General Eisenhower - the commander in chief of Allied forces in the Mediterranean - said the Italian Government had agreed to end all hostilities with the United Nations.
In a broadcast on Algiers radio at 1730 local time, he said: "All Italians who now act to help eject the German aggressor from Italian soil will have the assistance and support of the United Nations."
Afterwards, in a personal message to the Italian people, Marshal Badoglio confirmed the surrender and even hinted his people should turn against their former allies, the Germans.
"The Italian forces will cease all acts of hostilities against the Anglo-American forces, wherever they may be. They will, however, oppose attacks of any other forces."
The Italian Government first suggested an armistice in August, three weeks after the fall of Mussolini during a meeting on neutral territory - probably Portugal.
When the surrender was finally signed on 3 September in Sicily, it was agreed to keep it secret until the Allied invasion of Italy was well under way.
German radio has broadcast a furious attack of Marshal Badoglio for asking for an armistice, calling it "open treason".
Marshal Badoglio and the Italian King Victor Emmanuel had insisted to the Germans that there had been no surrender, but now the truth was out.
"With this," said the German broadcaster, "a veil has been torn from a treacherous intrigue which for weeks had been enacted by an Italian clique, serfs to Jews and alien to their own people."
The surrender indicates the Axis and the Tripartite Pact is now in tatters.
But US President Franklin D Roosevelt has said it is too early to assume this is the end of war in the Mediterranean.
In a broadcast from Washington he said: "The great news you have heard from General Eisenhower does not give you licence to settle back in your rocking chair and say 'Well, that does it. We've got 'em on the run.
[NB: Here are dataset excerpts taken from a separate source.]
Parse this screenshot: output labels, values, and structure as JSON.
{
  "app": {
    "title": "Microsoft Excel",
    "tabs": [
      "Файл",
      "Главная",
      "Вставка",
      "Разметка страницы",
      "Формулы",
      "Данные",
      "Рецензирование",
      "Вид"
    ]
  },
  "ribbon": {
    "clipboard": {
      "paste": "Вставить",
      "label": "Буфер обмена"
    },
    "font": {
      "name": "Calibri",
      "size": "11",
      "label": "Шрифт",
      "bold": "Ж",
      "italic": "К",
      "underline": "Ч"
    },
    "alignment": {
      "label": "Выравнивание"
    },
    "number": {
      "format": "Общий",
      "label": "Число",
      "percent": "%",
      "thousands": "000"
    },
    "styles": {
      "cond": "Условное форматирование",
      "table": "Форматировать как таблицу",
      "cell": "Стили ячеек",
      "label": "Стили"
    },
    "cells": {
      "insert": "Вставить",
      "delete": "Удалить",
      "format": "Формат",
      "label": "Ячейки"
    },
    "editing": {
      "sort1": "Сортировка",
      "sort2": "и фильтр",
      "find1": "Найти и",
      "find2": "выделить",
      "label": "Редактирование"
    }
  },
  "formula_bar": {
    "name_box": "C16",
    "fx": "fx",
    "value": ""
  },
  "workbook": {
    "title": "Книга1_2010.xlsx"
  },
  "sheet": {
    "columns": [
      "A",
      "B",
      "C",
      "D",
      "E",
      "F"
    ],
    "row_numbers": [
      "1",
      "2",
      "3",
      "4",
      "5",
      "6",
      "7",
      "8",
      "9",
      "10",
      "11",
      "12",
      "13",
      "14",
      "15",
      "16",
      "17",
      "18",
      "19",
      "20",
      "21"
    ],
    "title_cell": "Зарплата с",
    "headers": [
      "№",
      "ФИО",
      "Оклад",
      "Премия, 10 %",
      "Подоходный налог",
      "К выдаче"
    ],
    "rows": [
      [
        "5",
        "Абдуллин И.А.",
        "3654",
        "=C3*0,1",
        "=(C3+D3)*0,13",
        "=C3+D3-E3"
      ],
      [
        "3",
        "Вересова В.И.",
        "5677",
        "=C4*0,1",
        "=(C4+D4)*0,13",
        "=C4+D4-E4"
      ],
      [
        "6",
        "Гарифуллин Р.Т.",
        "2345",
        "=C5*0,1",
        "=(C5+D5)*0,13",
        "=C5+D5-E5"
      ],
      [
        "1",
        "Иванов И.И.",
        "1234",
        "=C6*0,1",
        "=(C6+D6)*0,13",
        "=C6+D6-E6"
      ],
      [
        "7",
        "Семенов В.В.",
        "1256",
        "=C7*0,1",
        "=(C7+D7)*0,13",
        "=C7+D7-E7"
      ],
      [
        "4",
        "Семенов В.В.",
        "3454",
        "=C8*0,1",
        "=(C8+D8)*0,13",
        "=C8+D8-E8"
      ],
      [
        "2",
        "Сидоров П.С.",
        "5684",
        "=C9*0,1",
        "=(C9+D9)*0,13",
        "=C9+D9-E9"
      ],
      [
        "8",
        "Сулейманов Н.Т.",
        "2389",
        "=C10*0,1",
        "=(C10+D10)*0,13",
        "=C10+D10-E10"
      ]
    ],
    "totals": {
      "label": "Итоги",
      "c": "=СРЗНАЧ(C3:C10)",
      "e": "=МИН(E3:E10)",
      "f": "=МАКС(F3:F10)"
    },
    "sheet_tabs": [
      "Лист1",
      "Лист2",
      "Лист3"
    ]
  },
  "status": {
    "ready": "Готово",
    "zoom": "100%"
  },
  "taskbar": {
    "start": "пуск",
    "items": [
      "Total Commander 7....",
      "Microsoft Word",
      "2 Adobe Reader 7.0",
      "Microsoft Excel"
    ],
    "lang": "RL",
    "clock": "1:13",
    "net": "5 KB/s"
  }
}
Now we start celebrating.' The time has not yet come for celebration."
Italy, under Fascist dictator Benito Mussolini, had allied itself with Adolf Hitler from 1936 and joined World War II in June 1940.
But military defeats in the Balkans and North Africa severely dented confidence in Mussolini as a leader and he was ousted in July 1943 by a group of senior military and politicians with King's approval.
His successor, Marshal Badoglio, had resigned as chief of the Supreme General Staff after opposing the invasion of Greece in October 1940.
After negotiating the armistice with the Allies he left Rome just before it was occupied by the Germans and set up Italy's new government, first in Brindisi and then Salerno.
On 12 September, four days after the surrender was announced, German special forces rescued Mussolini from detention in the Abruzzi mountains and set him up as leader of a puppet state in northern Italy.
The Germans reacted so swiftly when Italy surrendered that the Allies were able to gain little advantage from their surprise invasion of the mainland.
Germans disarmed Italian troops and they were treated harshly if they fought against their former allies.